Explosion des populations de cervidés : faut-il augmenter les quotas de chasse ?

population cervidés France
population cervidés France
Cerfs et chevreuils sont de plus en plus visibles dans les campagnes françaises. Cette progression spectaculaire des populations de cervidés soulève une question sensible : faut-il augmenter les quotas de chasse pour limiter les dégâts et préserver l’équilibre des écosystèmes ? Entre enjeux agricoles, biodiversité et gestion du territoire, le débat s’intensifie.

Une progression marquée des cervidés en France

Depuis plusieurs décennies, les populations de cervidés connaissent une forte expansion en France. Le chevreuil européen et le cerf élaphe sont aujourd’hui présents dans la quasi-totalité des régions.

Plusieurs facteurs expliquent cette évolution :

  • reforestation et extension des habitats favorables
  • diminution des prédateurs naturels
  • amélioration de la gestion cynégétique
  • adaptation des espèces aux milieux agricoles

Résultat : dans certaines zones, les densités atteignent des niveaux élevés. Par exemple, en région parisienne, dans le secteur de la forêt de Rambouillet, on observe régulièrement des hardes de plusieurs dizaines de cervidés.

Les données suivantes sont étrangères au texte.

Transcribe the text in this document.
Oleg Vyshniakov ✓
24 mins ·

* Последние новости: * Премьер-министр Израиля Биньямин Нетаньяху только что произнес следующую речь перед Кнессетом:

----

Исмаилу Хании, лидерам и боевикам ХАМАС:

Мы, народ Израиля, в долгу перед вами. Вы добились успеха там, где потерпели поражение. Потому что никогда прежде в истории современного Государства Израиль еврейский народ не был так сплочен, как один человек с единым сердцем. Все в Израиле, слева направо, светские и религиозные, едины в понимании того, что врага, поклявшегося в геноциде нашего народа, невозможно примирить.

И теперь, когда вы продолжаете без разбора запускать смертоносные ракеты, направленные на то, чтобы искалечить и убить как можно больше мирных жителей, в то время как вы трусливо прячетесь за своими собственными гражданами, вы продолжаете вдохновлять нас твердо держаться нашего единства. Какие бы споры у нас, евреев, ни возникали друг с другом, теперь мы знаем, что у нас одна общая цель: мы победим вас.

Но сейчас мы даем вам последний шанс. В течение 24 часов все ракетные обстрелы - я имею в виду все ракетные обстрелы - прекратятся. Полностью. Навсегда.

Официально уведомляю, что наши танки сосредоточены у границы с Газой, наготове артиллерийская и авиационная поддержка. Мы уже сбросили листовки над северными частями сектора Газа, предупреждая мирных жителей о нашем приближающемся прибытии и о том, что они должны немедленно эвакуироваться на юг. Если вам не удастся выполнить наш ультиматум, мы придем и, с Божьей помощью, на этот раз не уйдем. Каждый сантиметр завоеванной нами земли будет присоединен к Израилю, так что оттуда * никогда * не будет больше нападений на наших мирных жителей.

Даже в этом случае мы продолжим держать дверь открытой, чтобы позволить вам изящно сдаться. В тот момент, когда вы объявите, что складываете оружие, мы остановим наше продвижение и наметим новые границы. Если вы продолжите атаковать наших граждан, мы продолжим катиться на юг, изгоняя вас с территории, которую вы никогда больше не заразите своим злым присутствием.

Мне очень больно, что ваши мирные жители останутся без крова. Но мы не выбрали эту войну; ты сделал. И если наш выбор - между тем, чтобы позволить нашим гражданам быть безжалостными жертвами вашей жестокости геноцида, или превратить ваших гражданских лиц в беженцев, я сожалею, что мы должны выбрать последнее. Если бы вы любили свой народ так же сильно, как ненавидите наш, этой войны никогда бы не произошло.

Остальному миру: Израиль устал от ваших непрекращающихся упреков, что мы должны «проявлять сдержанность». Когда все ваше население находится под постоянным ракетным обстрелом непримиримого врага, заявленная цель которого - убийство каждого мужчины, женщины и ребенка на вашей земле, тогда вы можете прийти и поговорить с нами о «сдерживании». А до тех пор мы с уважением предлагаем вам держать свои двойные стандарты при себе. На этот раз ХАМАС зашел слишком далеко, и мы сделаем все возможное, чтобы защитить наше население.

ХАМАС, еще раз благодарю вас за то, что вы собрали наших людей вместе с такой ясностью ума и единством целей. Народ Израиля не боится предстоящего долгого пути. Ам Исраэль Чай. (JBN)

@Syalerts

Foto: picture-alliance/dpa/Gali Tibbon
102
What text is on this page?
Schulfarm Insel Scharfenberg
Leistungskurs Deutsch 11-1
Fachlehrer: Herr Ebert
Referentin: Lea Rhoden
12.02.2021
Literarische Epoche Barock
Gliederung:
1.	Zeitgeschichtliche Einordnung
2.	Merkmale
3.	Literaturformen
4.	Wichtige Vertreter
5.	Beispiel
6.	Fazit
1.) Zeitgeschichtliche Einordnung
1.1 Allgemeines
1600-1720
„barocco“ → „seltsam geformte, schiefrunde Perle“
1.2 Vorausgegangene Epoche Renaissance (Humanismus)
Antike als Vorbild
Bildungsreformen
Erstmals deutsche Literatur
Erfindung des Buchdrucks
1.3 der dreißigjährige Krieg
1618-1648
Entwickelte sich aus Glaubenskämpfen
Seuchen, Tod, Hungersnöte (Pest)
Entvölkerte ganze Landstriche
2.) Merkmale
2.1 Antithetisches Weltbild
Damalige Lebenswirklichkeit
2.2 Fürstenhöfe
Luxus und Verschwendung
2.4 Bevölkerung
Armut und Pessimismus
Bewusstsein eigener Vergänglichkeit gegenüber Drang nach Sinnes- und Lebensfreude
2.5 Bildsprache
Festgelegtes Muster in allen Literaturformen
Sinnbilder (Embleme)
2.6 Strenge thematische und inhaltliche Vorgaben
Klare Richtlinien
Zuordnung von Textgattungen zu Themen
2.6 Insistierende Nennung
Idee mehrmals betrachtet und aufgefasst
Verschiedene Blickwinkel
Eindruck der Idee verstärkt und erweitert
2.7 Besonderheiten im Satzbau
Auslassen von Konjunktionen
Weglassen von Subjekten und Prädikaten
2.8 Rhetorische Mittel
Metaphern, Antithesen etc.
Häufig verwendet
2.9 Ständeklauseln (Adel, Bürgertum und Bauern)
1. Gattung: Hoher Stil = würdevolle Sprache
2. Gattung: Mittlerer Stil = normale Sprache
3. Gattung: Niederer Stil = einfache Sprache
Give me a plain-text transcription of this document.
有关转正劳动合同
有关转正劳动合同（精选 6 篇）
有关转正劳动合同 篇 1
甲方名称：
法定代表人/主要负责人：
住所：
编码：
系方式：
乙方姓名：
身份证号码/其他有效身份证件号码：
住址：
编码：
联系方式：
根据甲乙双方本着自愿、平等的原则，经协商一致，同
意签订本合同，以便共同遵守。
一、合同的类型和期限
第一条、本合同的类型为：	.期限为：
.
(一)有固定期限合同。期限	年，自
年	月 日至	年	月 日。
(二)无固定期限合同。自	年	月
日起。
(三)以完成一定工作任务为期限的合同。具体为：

(A lire également : Chevreuil en France : origine, habitudes, populations et chasse d’un animal emblématique des forêts )


Des impacts visibles sur l’agriculture et la forêt

Cette augmentation des populations n’est pas sans conséquence. Car les cervidés peuvent causer des dégâts importants, notamment :

  • abroutissement des jeunes plants forestiers
  • destruction de cultures agricoles
  • dégradation des régénérations naturelles

Dans les forêts, une pression excessive des cervidés peut ralentir la croissance des arbres et modifier la composition des essences.

Dans les zones agricoles, les pertes peuvent être significatives pour certaines exploitations.


Une hausse des collisions routières

L’augmentation des populations de cervidés et des sangliers s’accompagne également d’une hausse des collisions avec les véhicules.

Leur présence croissante à proximité des routes, notamment à l’aube et au crépuscule, accroît les risques pour les automobilistes.

Ces accidents représentent un enjeu important en matière de sécurité routière.

(A lire également :  Pourquoi les populations de sangliers en France explosent encore ? )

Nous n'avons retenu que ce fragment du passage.